Metadata-Version: 2.4
Name: prouter
Version: 0.1.0
Summary: Route filesystem paths through pattern -> handler -> pattern rules with visibility.
License-File: LICENSE
Requires-Python: >=3.12
Requires-Dist: pandas>=3.0.3
Description-Content-Type: text/markdown

# prouter

[![PyPI](https://img.shields.io/pypi/v/prouter)](https://pypi.org/project/prouter)
[![WiscLab](https://img.shields.io/badge/WiscLab-kidspeech.wisc.edu-c5050c)](https://kidspeech.wisc.edu/)
![ShredGuard](https://img.shields.io/badge/ShredGuard-ON-06B6D4?logo=git&logoColor=white&style=flat-square)

[![CI](https://github.com/WISCLab/prouter/actions/workflows/ci.yml/badge.svg)](https://github.com/WISCLab/prouter/actions/workflows/ci.yml)
[![CD](https://github.com/WISCLab/prouter/actions/workflows/cd.yml/badge.svg)](https://github.com/WISCLab/prouter/actions/workflows/cd.yml)

Route filesystem paths through `pattern -> handler -> pattern` rules with visibility.

The idea is simple. You define routes, each one an input pattern, a handler that rewrites a path, and an output pattern the result has to match. prouter walks a directory tree and runs every path through the route whose input pattern matches its basename, keeping track of what it did along the way.

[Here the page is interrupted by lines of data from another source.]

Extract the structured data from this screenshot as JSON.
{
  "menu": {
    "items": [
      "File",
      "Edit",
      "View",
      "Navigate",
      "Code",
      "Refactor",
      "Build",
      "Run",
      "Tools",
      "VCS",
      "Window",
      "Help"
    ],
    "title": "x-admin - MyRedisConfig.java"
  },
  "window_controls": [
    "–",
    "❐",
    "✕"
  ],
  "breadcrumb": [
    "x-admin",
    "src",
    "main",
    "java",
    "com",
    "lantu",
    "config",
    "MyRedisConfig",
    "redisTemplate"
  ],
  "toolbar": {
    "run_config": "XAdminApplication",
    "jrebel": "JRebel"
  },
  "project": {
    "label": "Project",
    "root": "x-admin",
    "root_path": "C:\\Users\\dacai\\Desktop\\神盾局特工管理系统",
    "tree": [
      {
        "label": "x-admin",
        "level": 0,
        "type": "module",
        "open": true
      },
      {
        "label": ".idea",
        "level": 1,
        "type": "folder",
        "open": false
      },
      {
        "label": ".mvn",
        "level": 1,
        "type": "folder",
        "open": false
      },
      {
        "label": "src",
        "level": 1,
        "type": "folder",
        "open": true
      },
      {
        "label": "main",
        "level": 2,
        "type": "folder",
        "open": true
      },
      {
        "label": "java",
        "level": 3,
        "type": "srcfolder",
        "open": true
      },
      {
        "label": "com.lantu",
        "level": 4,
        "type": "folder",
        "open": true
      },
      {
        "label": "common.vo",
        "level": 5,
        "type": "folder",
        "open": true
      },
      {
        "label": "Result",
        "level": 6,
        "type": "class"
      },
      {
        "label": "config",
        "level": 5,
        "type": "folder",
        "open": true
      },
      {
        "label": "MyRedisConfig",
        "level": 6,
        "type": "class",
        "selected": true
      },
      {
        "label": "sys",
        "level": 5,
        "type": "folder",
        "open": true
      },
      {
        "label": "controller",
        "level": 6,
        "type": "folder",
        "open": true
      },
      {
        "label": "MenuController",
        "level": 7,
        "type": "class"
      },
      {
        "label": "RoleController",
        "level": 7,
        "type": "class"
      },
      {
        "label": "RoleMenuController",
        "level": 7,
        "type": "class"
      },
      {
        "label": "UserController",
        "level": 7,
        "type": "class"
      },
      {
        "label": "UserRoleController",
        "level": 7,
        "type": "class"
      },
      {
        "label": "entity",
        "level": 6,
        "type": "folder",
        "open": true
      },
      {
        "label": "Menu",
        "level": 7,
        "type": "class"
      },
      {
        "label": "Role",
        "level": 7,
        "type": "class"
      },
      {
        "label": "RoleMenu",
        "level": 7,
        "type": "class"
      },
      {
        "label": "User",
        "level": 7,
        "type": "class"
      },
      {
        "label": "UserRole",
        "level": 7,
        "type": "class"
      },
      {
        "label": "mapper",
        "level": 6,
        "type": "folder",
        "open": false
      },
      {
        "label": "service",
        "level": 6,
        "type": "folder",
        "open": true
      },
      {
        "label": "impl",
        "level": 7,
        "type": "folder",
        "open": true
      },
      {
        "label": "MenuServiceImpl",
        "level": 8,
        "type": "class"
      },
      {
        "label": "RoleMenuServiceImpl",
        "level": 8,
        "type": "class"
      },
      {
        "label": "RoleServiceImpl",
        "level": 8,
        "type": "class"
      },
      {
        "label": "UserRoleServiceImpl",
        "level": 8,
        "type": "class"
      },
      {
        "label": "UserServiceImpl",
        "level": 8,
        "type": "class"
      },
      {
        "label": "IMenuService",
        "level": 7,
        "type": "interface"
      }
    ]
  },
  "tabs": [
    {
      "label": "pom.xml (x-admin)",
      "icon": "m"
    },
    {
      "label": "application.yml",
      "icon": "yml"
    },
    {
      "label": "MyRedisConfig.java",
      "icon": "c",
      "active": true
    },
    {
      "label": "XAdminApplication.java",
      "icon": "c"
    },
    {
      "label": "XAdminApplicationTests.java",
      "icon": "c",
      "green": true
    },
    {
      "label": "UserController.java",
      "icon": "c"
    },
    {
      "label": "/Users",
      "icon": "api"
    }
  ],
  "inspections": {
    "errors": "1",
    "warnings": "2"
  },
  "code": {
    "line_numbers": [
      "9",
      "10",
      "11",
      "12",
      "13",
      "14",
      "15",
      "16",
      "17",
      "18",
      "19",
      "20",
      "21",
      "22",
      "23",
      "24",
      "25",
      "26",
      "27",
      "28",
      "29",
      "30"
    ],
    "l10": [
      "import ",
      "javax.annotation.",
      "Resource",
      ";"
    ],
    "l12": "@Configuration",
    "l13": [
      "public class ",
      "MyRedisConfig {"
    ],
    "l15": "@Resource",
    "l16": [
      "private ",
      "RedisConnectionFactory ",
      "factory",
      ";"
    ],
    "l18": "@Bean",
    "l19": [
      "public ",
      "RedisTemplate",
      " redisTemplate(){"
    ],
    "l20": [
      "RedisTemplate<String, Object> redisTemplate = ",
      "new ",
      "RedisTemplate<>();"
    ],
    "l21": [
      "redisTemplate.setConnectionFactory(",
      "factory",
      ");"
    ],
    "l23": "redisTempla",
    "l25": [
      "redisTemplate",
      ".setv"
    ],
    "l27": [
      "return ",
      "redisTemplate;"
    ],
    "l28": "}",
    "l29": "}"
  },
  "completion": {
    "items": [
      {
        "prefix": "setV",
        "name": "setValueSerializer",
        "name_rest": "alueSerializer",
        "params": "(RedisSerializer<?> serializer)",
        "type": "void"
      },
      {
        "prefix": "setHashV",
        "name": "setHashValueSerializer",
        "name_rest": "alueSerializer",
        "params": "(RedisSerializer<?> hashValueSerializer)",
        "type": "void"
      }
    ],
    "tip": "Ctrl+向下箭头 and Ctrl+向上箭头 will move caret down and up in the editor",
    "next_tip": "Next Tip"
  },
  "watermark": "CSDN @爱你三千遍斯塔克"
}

It never touches the filesystem. Nothing gets moved or renamed. What you get back is a set of CSVs describing the transform it would apply, so you can look it over before committing to anything.

The tree is walked bottom-up, deepest paths first and the root last. This is deliberate: renaming children before their parents means a directory rename never invalidates paths you haven't reached yet. The CSVs preserve that order, so applying the rows top to bottom is always safe.

If the route-building syntax feels familiar, that's on purpose: it's inspired by LangGraph's way of wiring up nodes.

## Install

```bash
pip install prouter
```

Requires Python 3.12+.

## Usage

```python
import re
from pathlib import Path
from prouter import GraphBuilder

# An input pattern, a handler (Path -> Path), and the output pattern the result must match.
draft = re.compile(r"(\d+)_draft\.wav")
final = re.compile(r"\d+_final\.wav")

def rename(path: Path) -> Path:
    return path.with_name(path.name.replace("_draft", "_final"))

builder = GraphBuilder(root_path=Path("/path/to/draw/from"), results_folder=Path("/Folder/to/save/results"))
builder.add_route(draft, rename, final)

builder.build()             # walk the tree, match routes, apply handlers in memory
builder.save()              # write the result CSVs
```

> [!NOTE]
> When adding a route with `add_route` You can't register the same input pattern twice (a ValueError raises). Matching against those patterns is a `fullmatch` against the whole basename, so a pattern has to account for the entire filename, not just part of it. And at build() time, only one input pattern may match a given path. If two would match, that's ambiguous and prouter raises rather than guess.

## Output

`save()` drops four CSVs into the folder you give it:

- `routable_paths.csv` — matched a route, and the handler's output lined up with the output pattern.
- `problem_paths.csv` — matched a route, but the handler's output did **not** match the output pattern. These are the ones to look at.
- `clean_paths.csv` — matched nothing, left alone.
- `routes.csv` — the routes you configured, on their own.

The path CSVs share the same columns: `path`, `node`, `input_pattern`, `output_pattern`, `new_path`. `routes.csv` just has `input_pattern`, `node`, `output_pattern`.

> [!NOTE]
> In those columns, things show up under the names you gave them. Handlers use the function's `__name__`, so `rename` lands in the CSV as `rename`. Patterns are trickier, since a compiled regex has no name of its own, so prouter peeks at the calling frame and recovers the variable you bound it to: `draft` and `final` above come out as `draft` and `final`. Pass a bare `re.compile(...)` inline with no variable and it falls back to the raw regex source.